The main chiropractic treatment technique involves manual therapy, especially manipulation of the spine, other joints, and soft tissues, but may also include exercises and health and lifestyle counseling.

Chiropractic has two main groups: "straights", now the minority, emphasize vitalism, "innate intelligence" and spinal adjustments, and consider vertebral subluxations to be the cause of all disease; "mixers", the majority, are more open to mainstream views and conventional medical techniques, such as exercise, massage, and ice therapy.

Chiropractic has had a strong political base and sustained demand for services; in recent decades, it has gained more legitimacy and greater acceptance among conventional physicians and health plans in the U.

Their philosophy and explanations are metaphysical in nature and they prefer to use traditional chiropractic lexicon terminology (e.g., perform spinal analysis, detect subluxation, correct with adjustment).

Many of them incorporate mainstream medical diagnostics and employ conventional treatments including techniques of physical therapy such as exercise, stretching, massage, ice packs, electrical muscle stimulation, therapeutic ultrasound, and moist heat.

Although mixers are the majority group, many of them retain belief in vertebral subluxation as shown in a 2003 survey of 1100 North American chiropractors, which found that 88% wanted to retain the term "vertebral subluxation complex", and that when asked to estimate the percent of disorders of internal organs (such as the heart, the lungs, or the stomach) that subluxation significantly contributes to, the mean response was 62%.

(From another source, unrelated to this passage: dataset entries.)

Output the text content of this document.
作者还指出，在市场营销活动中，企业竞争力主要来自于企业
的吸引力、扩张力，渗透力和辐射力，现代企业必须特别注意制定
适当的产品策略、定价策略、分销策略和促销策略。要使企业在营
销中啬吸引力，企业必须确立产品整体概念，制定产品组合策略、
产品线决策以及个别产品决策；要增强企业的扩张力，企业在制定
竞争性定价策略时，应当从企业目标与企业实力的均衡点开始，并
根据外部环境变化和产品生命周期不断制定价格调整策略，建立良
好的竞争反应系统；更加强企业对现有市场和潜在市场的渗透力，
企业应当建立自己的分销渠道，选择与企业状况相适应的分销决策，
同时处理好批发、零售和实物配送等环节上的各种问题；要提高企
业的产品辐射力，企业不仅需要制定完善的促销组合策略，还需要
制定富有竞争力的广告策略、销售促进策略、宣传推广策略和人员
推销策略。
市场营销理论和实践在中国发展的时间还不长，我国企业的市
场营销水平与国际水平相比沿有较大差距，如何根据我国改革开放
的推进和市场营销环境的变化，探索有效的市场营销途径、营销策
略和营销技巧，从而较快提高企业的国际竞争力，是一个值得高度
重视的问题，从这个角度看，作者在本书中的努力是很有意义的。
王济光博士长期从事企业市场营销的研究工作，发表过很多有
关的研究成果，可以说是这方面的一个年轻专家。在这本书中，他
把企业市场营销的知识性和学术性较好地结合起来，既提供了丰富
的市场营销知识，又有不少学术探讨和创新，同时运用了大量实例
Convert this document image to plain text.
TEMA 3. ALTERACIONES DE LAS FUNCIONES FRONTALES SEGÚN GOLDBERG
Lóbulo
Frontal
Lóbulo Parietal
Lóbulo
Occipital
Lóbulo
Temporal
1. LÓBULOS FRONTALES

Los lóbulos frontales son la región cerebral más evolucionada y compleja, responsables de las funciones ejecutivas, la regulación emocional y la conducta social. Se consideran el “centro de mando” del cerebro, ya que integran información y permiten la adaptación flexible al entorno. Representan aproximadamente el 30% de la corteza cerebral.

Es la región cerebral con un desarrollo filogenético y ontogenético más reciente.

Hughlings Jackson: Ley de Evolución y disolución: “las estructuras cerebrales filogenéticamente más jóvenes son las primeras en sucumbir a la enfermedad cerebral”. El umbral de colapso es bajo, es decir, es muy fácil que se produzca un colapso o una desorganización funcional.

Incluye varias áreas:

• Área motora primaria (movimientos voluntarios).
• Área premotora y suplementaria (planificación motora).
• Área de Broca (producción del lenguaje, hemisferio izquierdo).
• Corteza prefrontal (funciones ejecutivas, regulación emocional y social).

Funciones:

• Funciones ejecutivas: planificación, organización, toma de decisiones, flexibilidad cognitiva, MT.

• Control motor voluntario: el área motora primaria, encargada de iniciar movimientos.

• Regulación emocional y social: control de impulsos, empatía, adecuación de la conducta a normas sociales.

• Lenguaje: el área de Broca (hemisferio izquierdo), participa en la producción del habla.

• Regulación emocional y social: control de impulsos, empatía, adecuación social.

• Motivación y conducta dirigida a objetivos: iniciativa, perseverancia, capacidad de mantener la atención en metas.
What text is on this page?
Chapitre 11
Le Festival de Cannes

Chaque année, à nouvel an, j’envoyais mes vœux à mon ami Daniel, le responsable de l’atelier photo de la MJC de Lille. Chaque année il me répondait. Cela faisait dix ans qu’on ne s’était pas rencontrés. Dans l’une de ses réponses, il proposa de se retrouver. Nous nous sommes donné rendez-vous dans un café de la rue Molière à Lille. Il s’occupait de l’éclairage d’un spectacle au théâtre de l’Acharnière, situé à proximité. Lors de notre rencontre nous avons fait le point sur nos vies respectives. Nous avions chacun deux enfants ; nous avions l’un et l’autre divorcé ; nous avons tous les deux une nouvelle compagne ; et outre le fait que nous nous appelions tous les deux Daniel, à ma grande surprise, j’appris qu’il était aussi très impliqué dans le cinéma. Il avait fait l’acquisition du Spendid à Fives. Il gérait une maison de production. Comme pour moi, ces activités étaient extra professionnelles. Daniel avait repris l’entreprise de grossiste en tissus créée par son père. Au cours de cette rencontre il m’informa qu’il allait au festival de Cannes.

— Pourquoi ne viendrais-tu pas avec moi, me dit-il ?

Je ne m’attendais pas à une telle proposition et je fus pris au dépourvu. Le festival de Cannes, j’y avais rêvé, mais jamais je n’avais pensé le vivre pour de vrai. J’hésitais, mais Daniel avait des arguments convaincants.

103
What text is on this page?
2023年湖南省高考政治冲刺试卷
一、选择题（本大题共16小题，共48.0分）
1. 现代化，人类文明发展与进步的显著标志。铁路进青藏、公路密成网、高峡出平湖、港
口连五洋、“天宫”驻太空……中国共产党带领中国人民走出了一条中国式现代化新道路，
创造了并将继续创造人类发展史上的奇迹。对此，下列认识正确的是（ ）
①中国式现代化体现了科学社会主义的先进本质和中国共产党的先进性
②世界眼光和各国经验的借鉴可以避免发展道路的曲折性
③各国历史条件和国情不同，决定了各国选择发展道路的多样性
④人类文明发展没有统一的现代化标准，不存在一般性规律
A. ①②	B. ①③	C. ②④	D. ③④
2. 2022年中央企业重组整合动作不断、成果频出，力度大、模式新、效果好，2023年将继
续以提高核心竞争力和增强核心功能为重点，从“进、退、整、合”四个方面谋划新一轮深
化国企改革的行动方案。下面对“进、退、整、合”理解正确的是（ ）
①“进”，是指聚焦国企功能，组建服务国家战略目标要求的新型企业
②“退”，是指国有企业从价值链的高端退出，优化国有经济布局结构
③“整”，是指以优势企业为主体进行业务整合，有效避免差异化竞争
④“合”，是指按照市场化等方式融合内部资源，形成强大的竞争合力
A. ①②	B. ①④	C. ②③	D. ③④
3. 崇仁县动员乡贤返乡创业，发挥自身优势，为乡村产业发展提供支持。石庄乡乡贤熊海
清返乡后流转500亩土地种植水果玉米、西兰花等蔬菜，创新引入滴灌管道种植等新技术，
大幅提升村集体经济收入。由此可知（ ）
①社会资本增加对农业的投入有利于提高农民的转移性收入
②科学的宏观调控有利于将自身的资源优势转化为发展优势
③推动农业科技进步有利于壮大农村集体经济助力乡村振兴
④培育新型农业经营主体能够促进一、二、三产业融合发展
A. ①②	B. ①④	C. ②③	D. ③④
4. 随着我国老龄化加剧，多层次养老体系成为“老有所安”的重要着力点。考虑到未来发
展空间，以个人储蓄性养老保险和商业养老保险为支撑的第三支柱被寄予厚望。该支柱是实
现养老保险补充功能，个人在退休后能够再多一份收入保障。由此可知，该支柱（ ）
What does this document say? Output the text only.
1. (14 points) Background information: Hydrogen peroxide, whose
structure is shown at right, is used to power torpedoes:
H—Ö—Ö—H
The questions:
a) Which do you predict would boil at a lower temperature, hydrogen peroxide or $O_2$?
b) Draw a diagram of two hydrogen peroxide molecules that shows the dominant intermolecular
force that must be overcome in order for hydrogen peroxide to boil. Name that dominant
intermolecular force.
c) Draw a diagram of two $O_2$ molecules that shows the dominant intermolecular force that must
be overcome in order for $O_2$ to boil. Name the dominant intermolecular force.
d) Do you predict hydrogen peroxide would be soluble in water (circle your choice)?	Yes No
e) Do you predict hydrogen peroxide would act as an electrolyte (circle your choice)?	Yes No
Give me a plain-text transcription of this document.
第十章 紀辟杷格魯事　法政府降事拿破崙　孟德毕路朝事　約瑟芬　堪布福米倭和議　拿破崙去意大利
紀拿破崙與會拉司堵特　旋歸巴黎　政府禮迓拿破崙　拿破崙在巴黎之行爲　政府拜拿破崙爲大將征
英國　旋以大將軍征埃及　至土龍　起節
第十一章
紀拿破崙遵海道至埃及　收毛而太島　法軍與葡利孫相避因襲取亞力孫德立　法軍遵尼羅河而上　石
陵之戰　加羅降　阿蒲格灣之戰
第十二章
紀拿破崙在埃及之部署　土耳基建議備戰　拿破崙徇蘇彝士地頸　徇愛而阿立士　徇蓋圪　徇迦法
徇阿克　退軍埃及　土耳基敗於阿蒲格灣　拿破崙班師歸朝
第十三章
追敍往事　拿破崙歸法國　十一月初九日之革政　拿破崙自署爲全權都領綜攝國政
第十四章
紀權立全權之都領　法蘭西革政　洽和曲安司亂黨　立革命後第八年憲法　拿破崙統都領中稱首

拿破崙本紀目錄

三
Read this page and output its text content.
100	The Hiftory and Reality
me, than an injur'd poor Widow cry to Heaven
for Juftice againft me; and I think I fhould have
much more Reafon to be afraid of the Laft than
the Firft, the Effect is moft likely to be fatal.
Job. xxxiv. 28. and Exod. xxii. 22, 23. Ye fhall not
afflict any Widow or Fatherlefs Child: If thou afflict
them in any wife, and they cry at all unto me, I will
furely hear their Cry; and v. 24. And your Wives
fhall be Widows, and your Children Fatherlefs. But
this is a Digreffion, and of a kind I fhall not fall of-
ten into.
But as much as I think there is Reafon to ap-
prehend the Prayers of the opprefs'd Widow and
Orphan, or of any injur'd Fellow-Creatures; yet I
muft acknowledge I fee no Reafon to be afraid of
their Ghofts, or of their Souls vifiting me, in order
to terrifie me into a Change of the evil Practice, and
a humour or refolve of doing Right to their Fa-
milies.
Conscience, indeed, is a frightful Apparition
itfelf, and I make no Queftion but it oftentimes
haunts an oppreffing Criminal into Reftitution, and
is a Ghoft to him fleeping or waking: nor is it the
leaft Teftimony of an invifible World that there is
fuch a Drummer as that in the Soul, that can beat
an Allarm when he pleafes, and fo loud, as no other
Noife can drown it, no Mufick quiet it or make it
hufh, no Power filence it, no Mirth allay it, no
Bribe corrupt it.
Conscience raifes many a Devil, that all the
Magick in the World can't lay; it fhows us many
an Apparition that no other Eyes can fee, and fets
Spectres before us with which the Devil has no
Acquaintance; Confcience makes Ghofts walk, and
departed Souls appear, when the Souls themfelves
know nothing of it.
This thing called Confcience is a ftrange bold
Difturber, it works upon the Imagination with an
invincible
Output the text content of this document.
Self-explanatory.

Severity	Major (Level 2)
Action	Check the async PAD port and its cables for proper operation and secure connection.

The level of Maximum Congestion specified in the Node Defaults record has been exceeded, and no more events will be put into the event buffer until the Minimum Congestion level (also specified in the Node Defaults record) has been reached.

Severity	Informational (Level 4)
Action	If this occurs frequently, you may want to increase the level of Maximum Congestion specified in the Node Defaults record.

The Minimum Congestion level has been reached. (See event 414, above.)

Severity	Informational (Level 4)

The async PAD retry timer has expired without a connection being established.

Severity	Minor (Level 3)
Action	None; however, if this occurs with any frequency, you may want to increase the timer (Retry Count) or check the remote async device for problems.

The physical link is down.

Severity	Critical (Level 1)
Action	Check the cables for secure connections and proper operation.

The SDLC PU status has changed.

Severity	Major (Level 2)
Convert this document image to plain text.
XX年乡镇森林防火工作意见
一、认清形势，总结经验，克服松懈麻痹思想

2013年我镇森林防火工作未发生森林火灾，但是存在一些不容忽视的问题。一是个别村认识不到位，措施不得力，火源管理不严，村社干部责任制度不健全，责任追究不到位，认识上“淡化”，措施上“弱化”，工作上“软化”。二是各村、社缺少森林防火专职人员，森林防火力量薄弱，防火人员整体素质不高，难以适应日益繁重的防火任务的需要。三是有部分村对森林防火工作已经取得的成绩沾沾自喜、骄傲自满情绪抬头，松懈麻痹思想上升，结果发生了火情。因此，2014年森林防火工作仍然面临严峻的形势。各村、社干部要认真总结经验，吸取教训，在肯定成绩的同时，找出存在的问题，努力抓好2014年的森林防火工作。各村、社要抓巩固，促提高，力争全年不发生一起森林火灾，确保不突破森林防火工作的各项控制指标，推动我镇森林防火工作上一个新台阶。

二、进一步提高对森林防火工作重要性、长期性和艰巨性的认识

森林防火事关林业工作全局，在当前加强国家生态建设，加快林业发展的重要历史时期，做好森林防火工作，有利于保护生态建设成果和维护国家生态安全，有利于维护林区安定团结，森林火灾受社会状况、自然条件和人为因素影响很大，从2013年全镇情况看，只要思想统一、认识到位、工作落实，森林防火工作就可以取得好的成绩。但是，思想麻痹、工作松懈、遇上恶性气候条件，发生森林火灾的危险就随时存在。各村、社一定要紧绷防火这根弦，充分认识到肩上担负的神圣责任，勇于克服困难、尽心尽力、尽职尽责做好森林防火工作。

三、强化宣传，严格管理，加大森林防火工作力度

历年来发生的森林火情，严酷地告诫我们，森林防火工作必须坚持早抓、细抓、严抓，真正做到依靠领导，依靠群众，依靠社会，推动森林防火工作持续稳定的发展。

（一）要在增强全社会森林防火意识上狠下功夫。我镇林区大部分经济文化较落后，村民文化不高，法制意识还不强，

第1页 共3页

A 2008 survey of 6,000 American chiropractors demonstrated that most chiropractors seem to believe that a subluxation-based clinical approach may be of limited utility for addressing visceral disorders, and greatly favored non-subluxation-based clinical approaches for such conditions. Palmer repudiated his earlier theory that vertebral subluxations caused pinched nerves in the intervertebral spaces in favor of subluxations causing altered nerve vibration, either too tense or too slack, affecting the tone (health) of the end organ. Palmer theorized that the nervous system controlled health: "Physiologists divide nerve-fibers, which form the nerves, into two classes, afferent and efferent.